そうまるで自分は関係ないかのような、絶対越えられないような所から見下ろされてるかのような、とにかく桜楼はそれが気に入らなかった。
「...とにかく、あいつは最低男よ!」
「うーん。少し無理があるかな」
「はぁ?!」
要領を得ないフワッとした言い様に、久留米は呆れていた。そして、大した情報が得られないと踏んだ彼女は既に桜楼 羽美に対して興味を失っていた。
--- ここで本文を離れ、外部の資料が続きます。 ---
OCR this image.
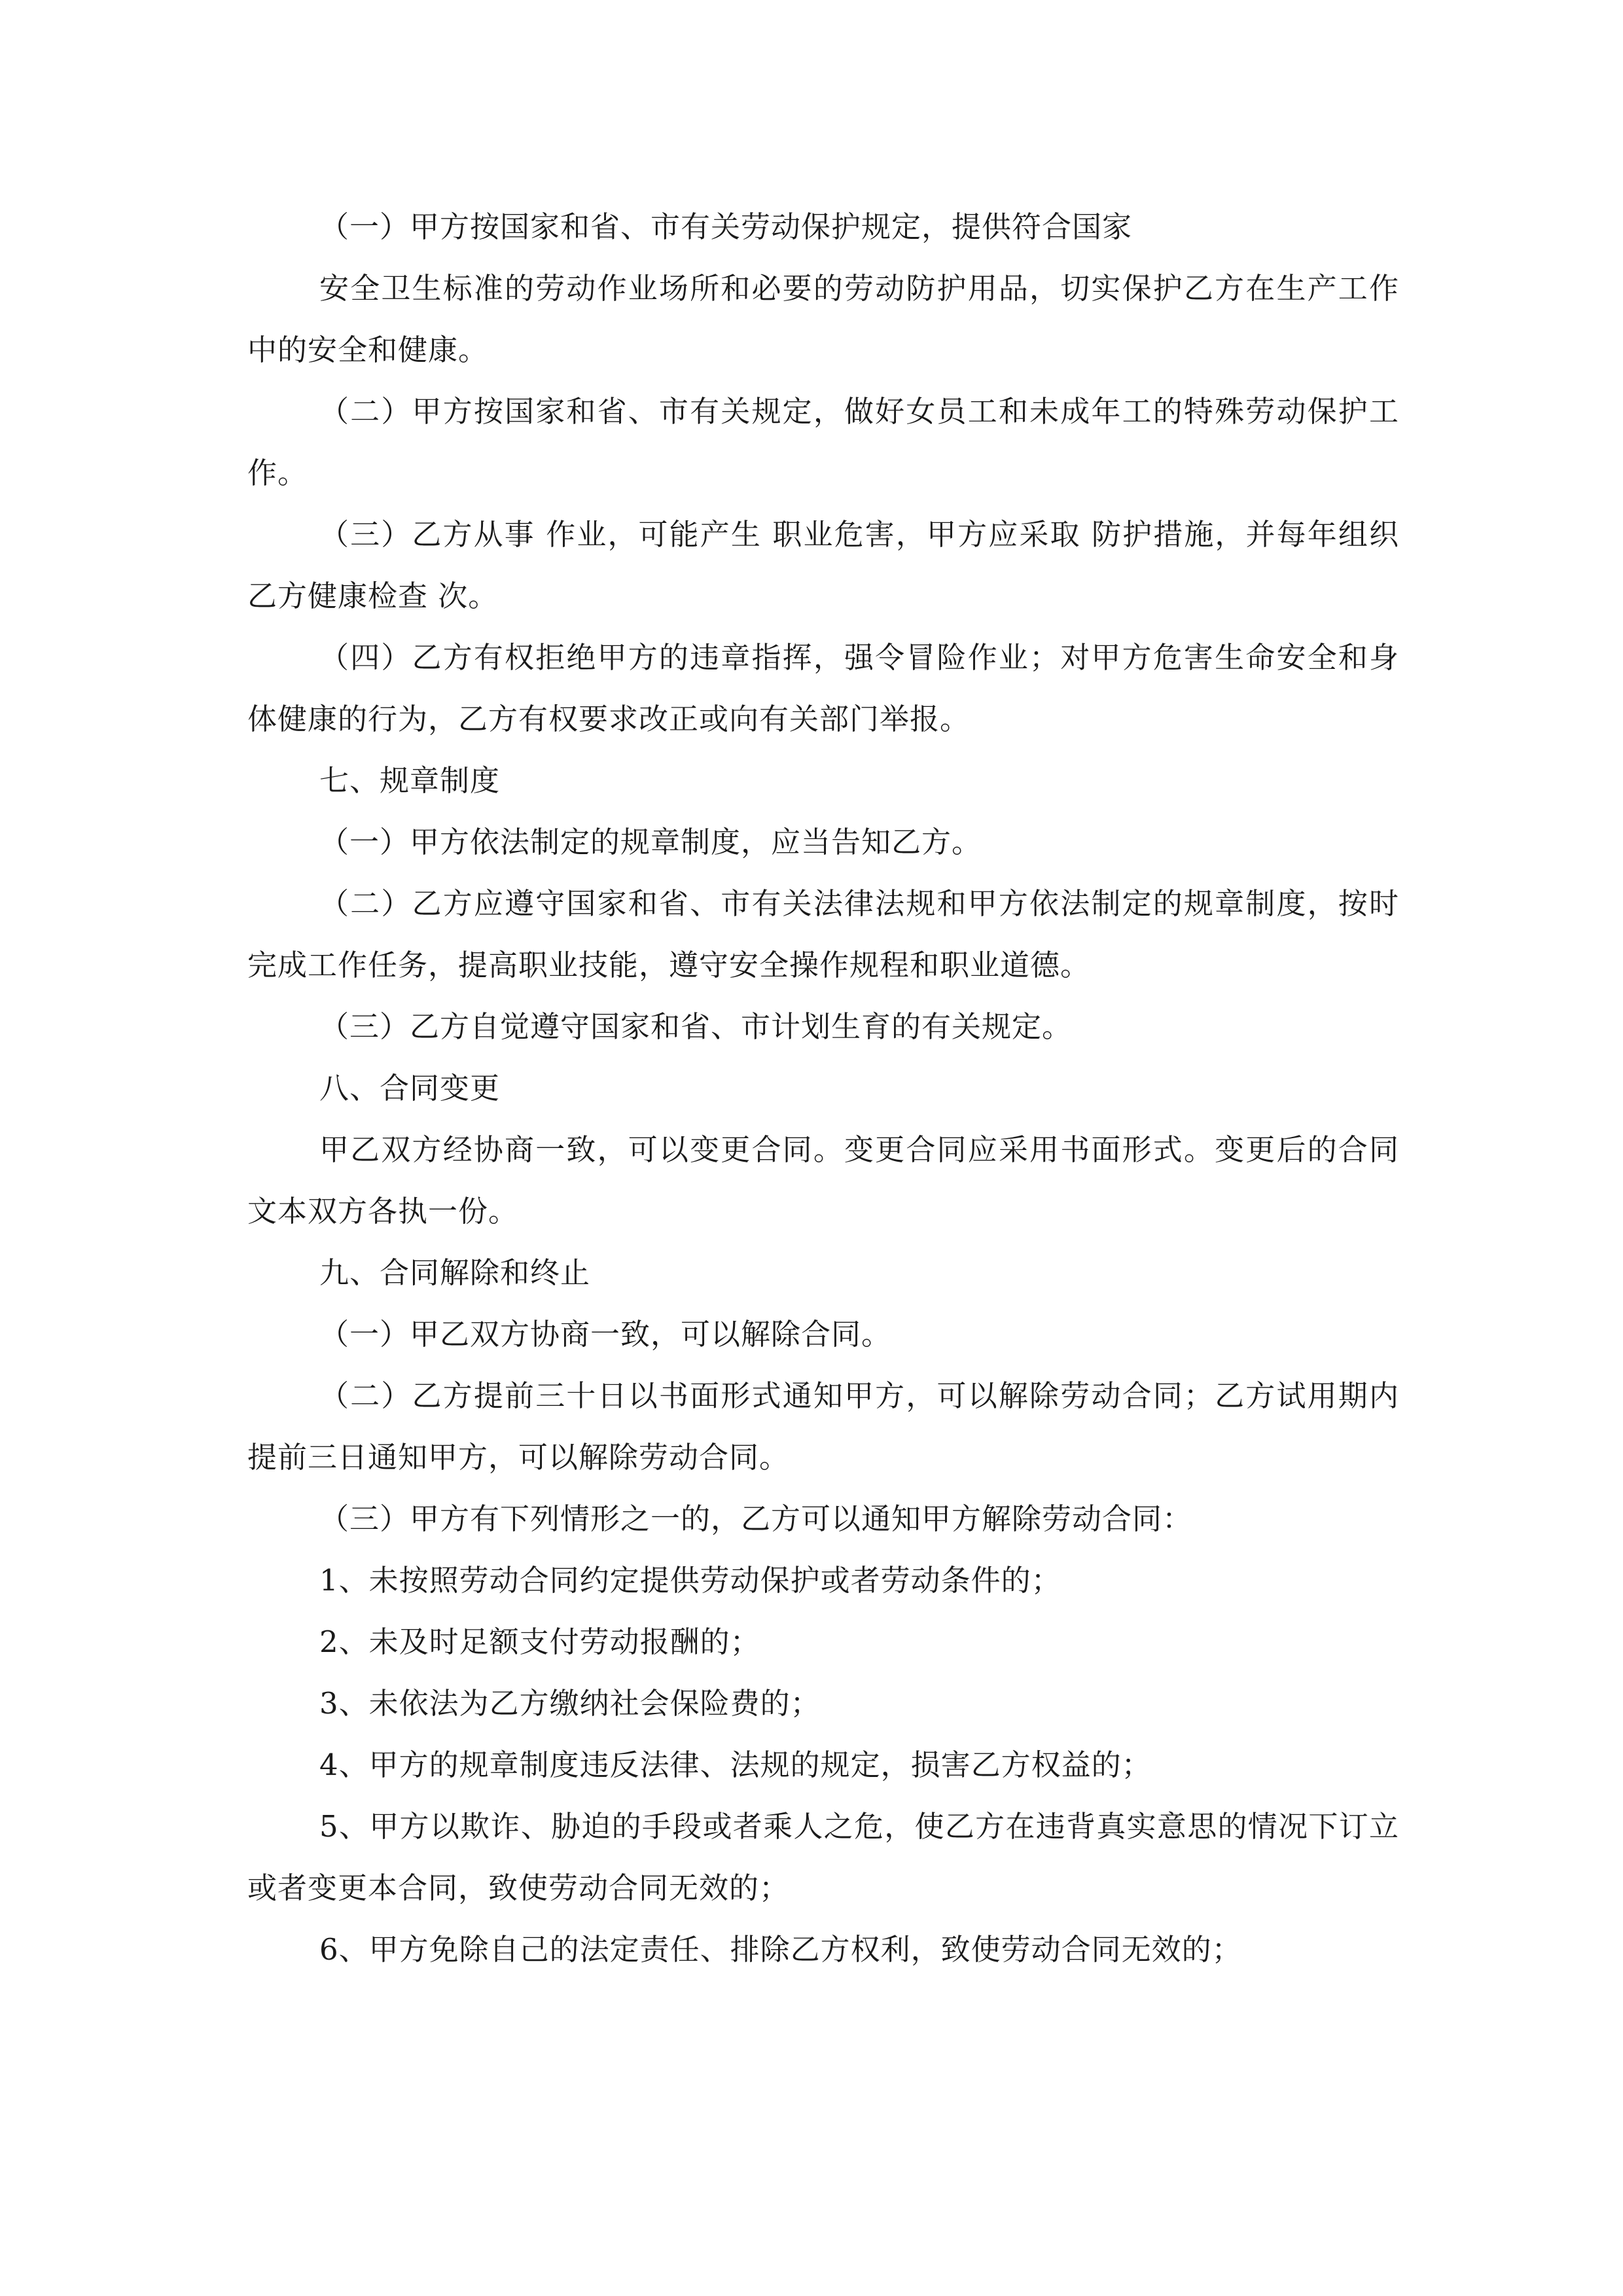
（一）甲方按国家和省、市有关劳动保护规定，提供符合国家

安全卫生标准的劳动作业场所和必要的劳动防护用品，切实保护乙方在生产工作中的安全和健康。

（二）甲方按国家和省、市有关规定，做好女员工和未成年工的特殊劳动保护工作。

（三）乙方从事 作业，可能产生 职业危害，甲方应采取 防护措施，并每年组织乙方健康检查 次。

（四）乙方有权拒绝甲方的违章指挥，强令冒险作业；对甲方危害生命安全和身体健康的行为，乙方有权要求改正或向有关部门举报。

七、规章制度

（一）甲方依法制定的规章制度，应当告知乙方。

（二）乙方应遵守国家和省、市有关法律法规和甲方依法制定的规章制度，按时完成工作任务，提高职业技能，遵守安全操作规程和职业道德。

（三）乙方自觉遵守国家和省、市计划生育的有关规定。

八、合同变更

甲乙双方经协商一致，可以变更合同。变更合同应采用书面形式。变更后的合同文本双方各执一份。

九、合同解除和终止

（一）甲乙双方协商一致，可以解除合同。

（二）乙方提前三十日以书面形式通知甲方，可以解除劳动合同；乙方试用期内提前三日通知甲方，可以解除劳动合同。

（三）甲方有下列情形之一的，乙方可以通知甲方解除劳动合同：

1、未按照劳动合同约定提供劳动保护或者劳动条件的；

2、未及时足额支付劳动报酬的；

3、未依法为乙方缴纳社会保险费的；

4、甲方的规章制度违反法律、法规的规定，损害乙方权益的；

5、甲方以欺诈、胁迫的手段或者乘人之危，使乙方在违背真实意思的情况下订立或者变更本合同，致使劳动合同无效的；

6、甲方免除自己的法定责任、排除乙方权利，致使劳动合同无效的；
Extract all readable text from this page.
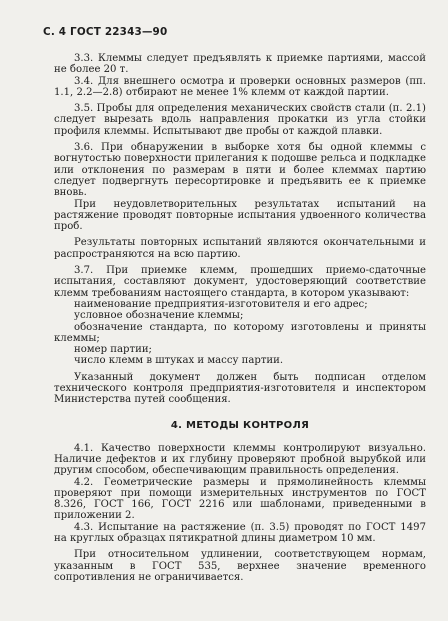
С. 4 ГОСТ 22343—90

3.3. Клеммы следует предъявлять к приемке партиями, массой не более 20 т.

3.4. Для внешнего осмотра и проверки основных размеров (пп. 1.1, 2.2—2.8) отбирают не менее 1% клемм от каждой партии.

3.5. Пробы для определения механических свойств стали (п. 2.1) следует вырезать вдоль направления прокатки из угла стойки профиля клеммы. Испытывают две пробы от каждой плавки.

3.6. При обнаружении в выборке хотя бы одной клеммы с вогнутостью поверхности прилегания к подошве рельса и подкладке или отклонения по размерам в пяти и более клеммах партию следует подвергнуть пересортировке и предъявить ее к приемке вновь.

При неудовлетворительных результатах испытаний на растяжение проводят повторные испытания удвоенного количества проб.

Результаты повторных испытаний являются окончательными и распространяются на всю партию.

3.7. При приемке клемм, прошедших приемо-сдаточные испытания, составляют документ, удостоверяющий соответствие клемм требованиям настоящего стандарта, в котором указывают:

наименование предприятия-изготовителя и его адрес;

условное обозначение клеммы;

обозначение стандарта, по которому изготовлены и приняты клеммы;

номер партии;

число клемм в штуках и массу партии.

Указанный документ должен быть подписан отделом технического контроля предприятия-изготовителя и инспектором Министерства путей сообщения.

4. МЕТОДЫ КОНТРОЛЯ

4.1. Качество поверхности клеммы контролируют визуально. Наличие дефектов и их глубину проверяют пробной вырубкой или другим способом, обеспечивающим правильность определения.

4.2. Геометрические размеры и прямолинейность клеммы проверяют при помощи измерительных инструментов по ГОСТ 8.326, ГОСТ 166, ГОСТ 2216 или шаблонами, приведенными в приложении 2.

4.3. Испытание на растяжение (п. 3.5) проводят по ГОСТ 1497 на круглых образцах пятикратной длины диаметром 10 мм.

При относительном удлинении, соответствующем нормам, указанным в ГОСТ 535, верхнее значение временного сопротивления не ограничивается.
「...どんな事情にせよ、いい加減な事は言わない方が吉だよー。」
「なっ!良い加減だなんてっ」
「それに元許嫁でしたら、もう少し節操を持った方が良いですね。」
「はっ?!何で知ってるの?」
その事を知るのはこの学校で芝春と清澄、桜楼だけのはずだった。
「えぇ、まぁ小耳に挟みましてね。」
時を遡ると、教室での一件の後つけていた久留米さんはソフィアと彼が屋上で話していた時に、扉越しに聞いていたのであった。
「ほんとっ..あいつ信じらんないっ!」
「...あれっ、どうしたの?うーちゃん。」
桜楼の沸点は既に越えており、芝春にあやされながら捨て台詞のようにそう言い残してどこかへ行ってしまった。
「ーー・・また拗れそうだな。」
無駄に耳もいい海道はその様子をバッチリ見聞きしており、先までぼんやりと考えていた完璧な逃亡計画の実行に、嫌に現実味が帯びるのを感じた。